Use Pareto Only When All Objectives Are Equally Important

Use Pareto only when your objectives are genuinely equally important and you want to explore the full trade-off front between them. Pareto returns a set of trade-off points rather than a single best solution.

Keep in mind:

  • Pareto uses hypervolume-based acquisition, which is more computationally expensive.

  • It works best with 2 to 3 objectives. More objectives (hard limit: 6) make the front harder to approximate and interpret.

  • If after exploring the trade-off you realize one objective matters more, switch to Prioritize (Hierarchy).

Strategy

When to use

You set

Prioritize (Hierarchy)

Any objective is more important than the others (most common case)

Priority order + tolerance %

Pareto

All objectives are equally important and you want to explore trade-offs

Nothing — the optimizer maps the trade-off front

Weighted Sum

You have a fixed numerical tradeoff — exact relative weights are known

Weight % per objective


Handling Cost and Derived Quantities

Cost as an objective: If cost matters in your optimization, the recommended approach is to include it as a multi-objective setting using Hierarchy (prioritize). Set your main performance metric (e.g. yield, selectivity) as the top priority, and cost as a secondary objective to minimize. This prevents the optimizer from exploring regions where cost is low but performance is also very low — it first ensures good performance, then optimizes cost within that region.
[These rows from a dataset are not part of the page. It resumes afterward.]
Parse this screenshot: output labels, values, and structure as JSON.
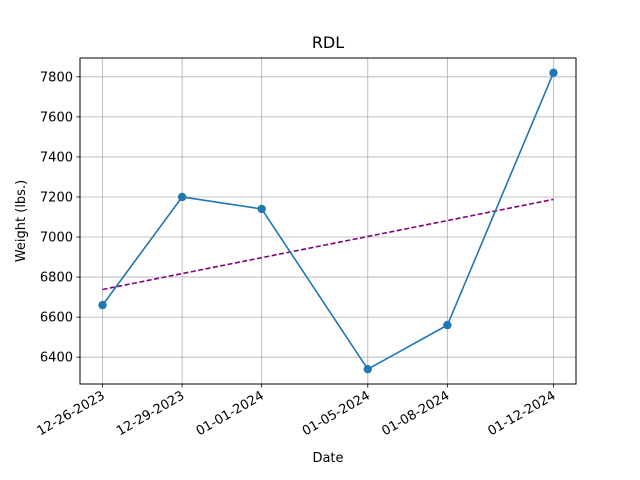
{
  "chart_data": {
    "type": "line",
    "title": "RDL",
    "xlabel": "Date",
    "ylabel": "Weight (lbs.)",
    "x_days": [
      0,
      3,
      6,
      10,
      13,
      17
    ],
    "categories": [
      "12-26-2023",
      "12-29-2023",
      "01-01-2024",
      "01-05-2024",
      "01-08-2024",
      "01-12-2024"
    ],
    "series": [
      {
        "name": "Weight",
        "values": [
          6660,
          7200,
          7140,
          6340,
          6560,
          7820
        ],
        "color": "#1f77b4",
        "style": "solid",
        "marker": "circle"
      }
    ],
    "trend": {
      "name": "Trend",
      "start": 6738,
      "end": 7188,
      "color": "#800080",
      "style": "dashed"
    },
    "yticks": [
      6400,
      6600,
      6800,
      7000,
      7200,
      7400,
      7600,
      7800
    ],
    "ylim": [
      6266,
      7894
    ],
    "xlim": [
      -0.85,
      17.85
    ],
    "grid": true
  }
}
Derived quantities: Quantities that can be computed deterministically from parameters or other measurements — such as ratios, combined scores, or efficiency metrics — should not be added as variables. If they have a bound that must be met (e.g. a budget limit or mixture sum), add them as a constraint — particularly using a linear constraint if the relationship is linear. Otherwise, add them as a result without objective for tracking purposes.

When to Use a Constraint

Constraints can only be used when the relationship between variables is linear — for example, a weighted sum of variables that must equal a value, stay below a budget, or fall within a range. The platform does not currently support constraints on non-linear derived quantities (like impurity or efficiency ratios).
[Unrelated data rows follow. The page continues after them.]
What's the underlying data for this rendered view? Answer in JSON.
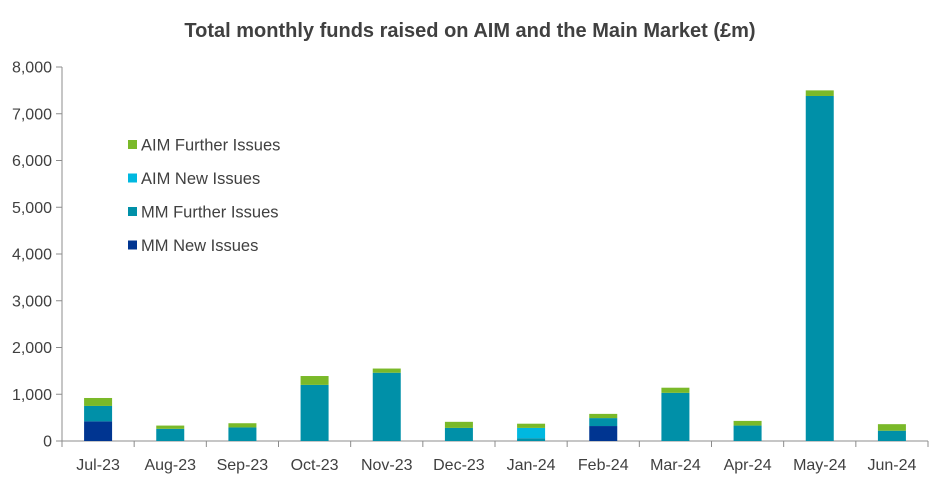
{
  "chart_data": {
    "type": "bar",
    "stacked": true,
    "title": "Total monthly funds raised on AIM and the Main Market (£m)",
    "xlabel": "",
    "ylabel": "",
    "categories": [
      "Jul-23",
      "Aug-23",
      "Sep-23",
      "Oct-23",
      "Nov-23",
      "Dec-23",
      "Jan-24",
      "Feb-24",
      "Mar-24",
      "Apr-24",
      "May-24",
      "Jun-24"
    ],
    "ylim": [
      0,
      8000
    ],
    "yticks": [
      0,
      1000,
      2000,
      3000,
      4000,
      5000,
      6000,
      7000,
      8000
    ],
    "ytick_labels": [
      "0",
      "1,000",
      "2,000",
      "3,000",
      "4,000",
      "5,000",
      "6,000",
      "7,000",
      "8,000"
    ],
    "grid": false,
    "legend_position": "upper-left",
    "series": [
      {
        "name": "MM New Issues",
        "color": "#003591",
        "values": [
          420,
          0,
          0,
          0,
          0,
          0,
          0,
          320,
          0,
          0,
          0,
          0
        ]
      },
      {
        "name": "MM Further Issues",
        "color": "#0090a8",
        "values": [
          330,
          260,
          290,
          1200,
          1460,
          280,
          60,
          170,
          1030,
          330,
          7380,
          220
        ]
      },
      {
        "name": "AIM New Issues",
        "color": "#00b8e0",
        "values": [
          0,
          0,
          0,
          0,
          0,
          0,
          220,
          0,
          0,
          0,
          0,
          0
        ]
      },
      {
        "name": "AIM Further Issues",
        "color": "#7ab929",
        "values": [
          170,
          70,
          90,
          190,
          90,
          130,
          90,
          90,
          110,
          100,
          120,
          140
        ]
      }
    ],
    "legend_order": [
      "AIM Further Issues",
      "AIM New Issues",
      "MM Further Issues",
      "MM New Issues"
    ]
  }
}
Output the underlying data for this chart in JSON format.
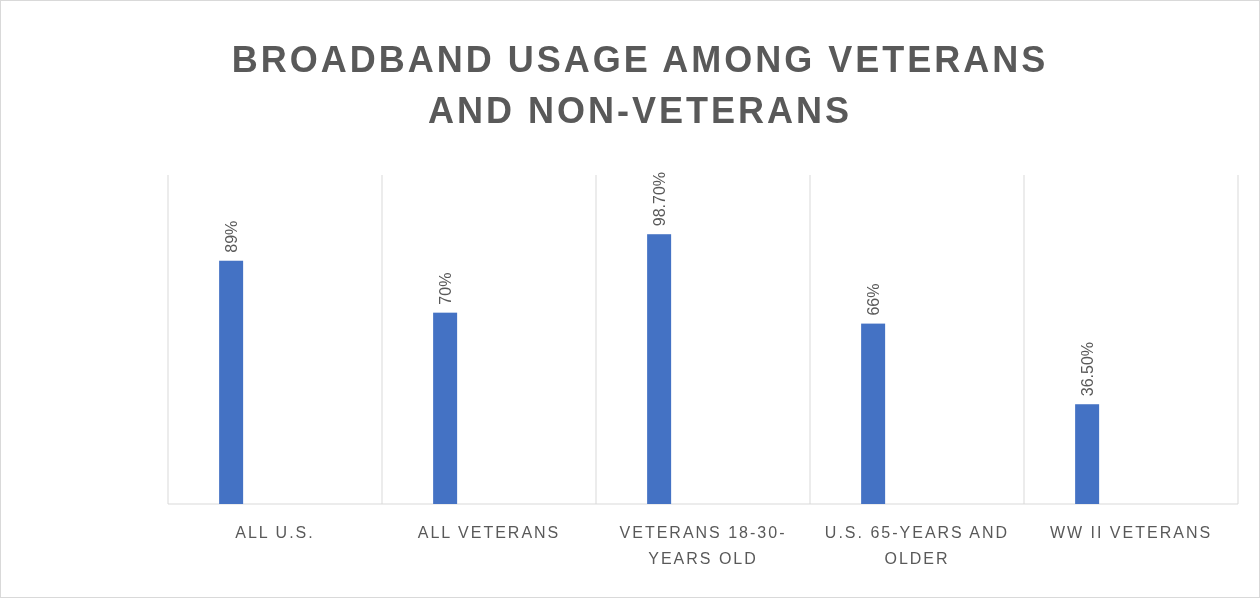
{
  "chart_data": {
    "type": "bar",
    "title": "BROADBAND USAGE AMONG VETERANS AND NON-VETERANS",
    "categories": [
      "ALL U.S.",
      "ALL VETERANS",
      "VETERANS 18-30-YEARS OLD",
      "U.S. 65-YEARS AND OLDER",
      "WW II VETERANS"
    ],
    "values": [
      89,
      70,
      98.7,
      66,
      36.5
    ],
    "value_labels": [
      "89%",
      "70%",
      "98.70%",
      "66%",
      "36.50%"
    ],
    "color": "#4472c4",
    "grid": "x"
  }
}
Examples of what works as a constraint:

  • Component fractions sum to 100% — a linear sum of variables

  • Reagent cost ≤ budget — a weighted linear sum of volumes

See the Constraints Overview for how to set these up.
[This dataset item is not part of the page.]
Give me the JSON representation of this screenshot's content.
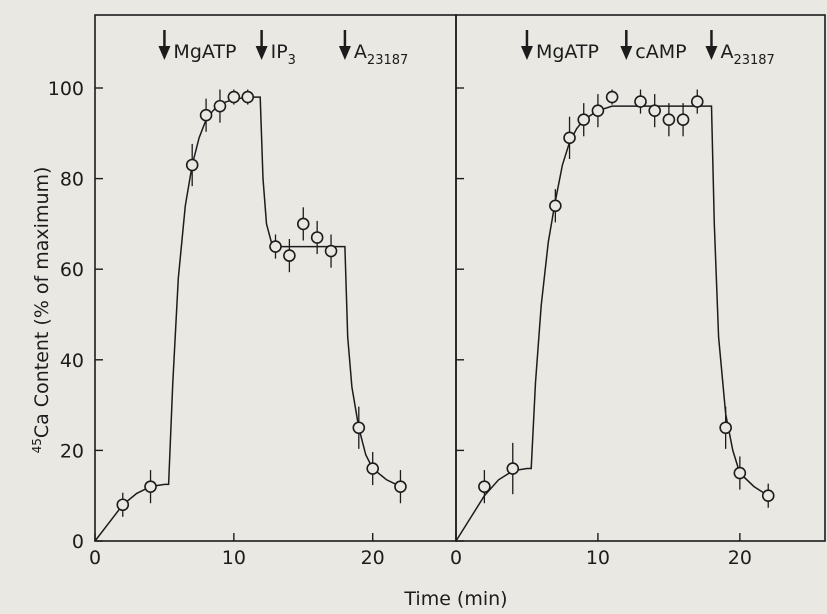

When to Use a Result Without Objective

For derived quantities that are not linear functions of variables (like impurity, efficiency ratios, or combined scores), add them as a result without objective. This lets you track them across iterations without the optimizer trying to learn or predict them. There is currently no way to restrict the search space by non-linear derived quantities.

Examples:

  • Impurity level — tracked for analysis but not constrainable (not a linear function of variables)

  • Efficiency ratio — yield per unit cost, recorded for comparison

  • Combined score — a composite metric you want to monitor


Decision Guide

Is cost important to your optimization?

  • Yes — add it as a secondary objective using Hierarchy, with your main performance metric as the top priority.

Is the quantity a real experimental outcome (not computable from other values)?

  • Yes — add it as an objective (Maximize, Minimize, or Target).

  • No — it is derived. Go to the next question.

Is it a linear function of your variables with a bound that must be met?

  • Yes — add it as a linear constraint.

  • No — add it as a result without objective for tracking.